The government of the Central African Republic has presented what it calls evidence of a military coup against President Ange-Felix Patasse. The government has also arrested a parliamentary leader who it says was part of the alleged plot.
The government of the Central African Republic says it has a tape of a telephone conversation that shows former army chief, General Francois Bozize was preparing to topple President Ange-Felix Patasse. The general has denied the charge. However, aides to the president said they have made the evidence available to foreign governments.
General Bozize fled the capital, Bangui, on Wednesday, after government troops attacked and routed mutinous soldiers loyal to him. The rebels had opposed attempts to take General Bozize into custody.
General Lamine Cisse, a U.N. representative in the Central African Republic, insists he only received what the government says was a written transcript of the tape. VOA asked him whether, in the document, General Bozize spoke about overthrowing the government.
General Cisse said he read absolutely no such thing in the text.
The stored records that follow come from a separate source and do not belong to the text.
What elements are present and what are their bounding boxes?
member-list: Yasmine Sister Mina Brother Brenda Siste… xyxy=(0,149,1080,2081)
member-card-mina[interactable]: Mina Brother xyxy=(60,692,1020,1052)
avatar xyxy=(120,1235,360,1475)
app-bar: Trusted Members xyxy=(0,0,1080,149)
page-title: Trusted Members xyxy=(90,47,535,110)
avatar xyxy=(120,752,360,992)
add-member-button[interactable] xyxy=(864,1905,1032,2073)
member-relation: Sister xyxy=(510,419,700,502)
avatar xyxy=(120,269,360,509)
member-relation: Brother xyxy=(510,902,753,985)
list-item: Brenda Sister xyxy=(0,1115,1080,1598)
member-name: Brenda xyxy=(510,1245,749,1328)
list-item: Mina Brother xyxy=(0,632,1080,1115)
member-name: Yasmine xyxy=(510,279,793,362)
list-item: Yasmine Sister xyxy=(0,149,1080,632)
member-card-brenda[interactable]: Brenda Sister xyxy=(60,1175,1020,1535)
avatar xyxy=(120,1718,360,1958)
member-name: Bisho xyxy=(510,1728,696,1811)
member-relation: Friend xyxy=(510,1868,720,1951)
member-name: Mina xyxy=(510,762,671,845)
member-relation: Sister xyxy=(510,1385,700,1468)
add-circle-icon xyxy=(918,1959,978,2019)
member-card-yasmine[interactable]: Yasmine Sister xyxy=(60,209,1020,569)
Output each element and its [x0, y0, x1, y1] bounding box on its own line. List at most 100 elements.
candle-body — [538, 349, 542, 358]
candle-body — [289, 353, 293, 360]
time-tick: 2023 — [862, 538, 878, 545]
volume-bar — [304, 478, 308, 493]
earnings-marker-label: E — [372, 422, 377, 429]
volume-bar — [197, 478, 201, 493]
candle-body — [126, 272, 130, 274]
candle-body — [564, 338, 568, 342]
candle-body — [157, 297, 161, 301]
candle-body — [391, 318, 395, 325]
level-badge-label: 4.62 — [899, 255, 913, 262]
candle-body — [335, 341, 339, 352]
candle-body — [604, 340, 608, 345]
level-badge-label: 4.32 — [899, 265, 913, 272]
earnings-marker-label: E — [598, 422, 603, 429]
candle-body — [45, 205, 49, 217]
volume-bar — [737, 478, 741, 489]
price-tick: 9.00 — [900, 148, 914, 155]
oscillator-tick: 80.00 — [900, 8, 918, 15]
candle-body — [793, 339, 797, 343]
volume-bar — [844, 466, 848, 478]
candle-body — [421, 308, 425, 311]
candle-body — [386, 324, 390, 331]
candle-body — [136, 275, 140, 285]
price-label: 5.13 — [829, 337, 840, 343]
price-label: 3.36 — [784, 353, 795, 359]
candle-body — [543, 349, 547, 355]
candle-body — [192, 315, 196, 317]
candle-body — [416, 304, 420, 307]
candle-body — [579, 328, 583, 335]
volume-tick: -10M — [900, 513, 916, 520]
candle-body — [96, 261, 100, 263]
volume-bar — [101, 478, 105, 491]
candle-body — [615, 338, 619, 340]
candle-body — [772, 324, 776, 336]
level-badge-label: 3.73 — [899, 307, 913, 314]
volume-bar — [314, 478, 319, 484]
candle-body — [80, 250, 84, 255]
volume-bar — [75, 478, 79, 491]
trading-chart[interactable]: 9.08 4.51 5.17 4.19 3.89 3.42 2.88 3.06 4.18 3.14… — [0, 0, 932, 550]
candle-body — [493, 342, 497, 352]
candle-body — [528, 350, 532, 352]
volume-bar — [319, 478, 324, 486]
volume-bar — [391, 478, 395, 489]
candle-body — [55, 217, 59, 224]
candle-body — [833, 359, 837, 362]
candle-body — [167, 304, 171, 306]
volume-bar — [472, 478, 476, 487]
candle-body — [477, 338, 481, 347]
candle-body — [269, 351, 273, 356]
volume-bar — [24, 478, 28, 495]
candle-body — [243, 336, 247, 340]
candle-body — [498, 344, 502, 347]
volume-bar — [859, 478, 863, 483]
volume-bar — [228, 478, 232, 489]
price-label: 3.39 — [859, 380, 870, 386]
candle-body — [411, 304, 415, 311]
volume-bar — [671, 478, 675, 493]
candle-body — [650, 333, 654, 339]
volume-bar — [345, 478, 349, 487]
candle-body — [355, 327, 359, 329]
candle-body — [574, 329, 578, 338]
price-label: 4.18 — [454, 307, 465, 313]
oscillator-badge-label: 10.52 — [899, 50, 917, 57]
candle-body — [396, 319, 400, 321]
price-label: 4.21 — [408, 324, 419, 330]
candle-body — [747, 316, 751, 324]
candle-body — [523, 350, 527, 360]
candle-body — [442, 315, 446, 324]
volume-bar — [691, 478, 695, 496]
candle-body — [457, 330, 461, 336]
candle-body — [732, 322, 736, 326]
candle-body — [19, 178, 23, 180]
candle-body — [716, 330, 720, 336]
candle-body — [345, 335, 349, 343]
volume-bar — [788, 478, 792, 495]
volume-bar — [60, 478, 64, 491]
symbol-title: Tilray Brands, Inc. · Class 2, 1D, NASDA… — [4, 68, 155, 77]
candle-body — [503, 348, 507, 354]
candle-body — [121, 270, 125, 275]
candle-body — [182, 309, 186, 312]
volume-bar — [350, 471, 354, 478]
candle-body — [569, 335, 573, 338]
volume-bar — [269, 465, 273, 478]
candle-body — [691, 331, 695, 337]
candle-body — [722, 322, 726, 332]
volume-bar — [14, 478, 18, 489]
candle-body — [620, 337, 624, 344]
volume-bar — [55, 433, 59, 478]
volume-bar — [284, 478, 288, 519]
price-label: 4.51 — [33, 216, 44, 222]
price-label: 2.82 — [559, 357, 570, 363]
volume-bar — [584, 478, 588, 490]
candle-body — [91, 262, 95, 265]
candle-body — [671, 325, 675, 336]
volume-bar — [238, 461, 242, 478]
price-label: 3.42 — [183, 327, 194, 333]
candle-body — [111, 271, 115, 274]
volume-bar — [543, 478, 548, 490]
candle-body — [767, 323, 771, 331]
According to him, the transcript only showed the former army chief speaking by phone with a man in Brussels named "Jean-Pierre." General Cisse added that the two men spoke about what he called an unspecified "assistance problem."
Meanwhile, on Thursday, presidential spokesman Prosper Ndouba confirmed the arrest of Jean-Serge Wafio, a senior parliamentary official who belongs to General Bozize's ethnic Gbaya group.
The spokesman said Mr. Wafio, a vice president of parliament, was taken into custody for reasons which include his close ties with General Bozize.
Mr. Wafio's response to the charges are not known. Efforts to contact his family and friends were unsuccessful.
General Bozize was widely credited with helping Mr. Patasse put down three previous uprisings, in 1996, 1997, and last May.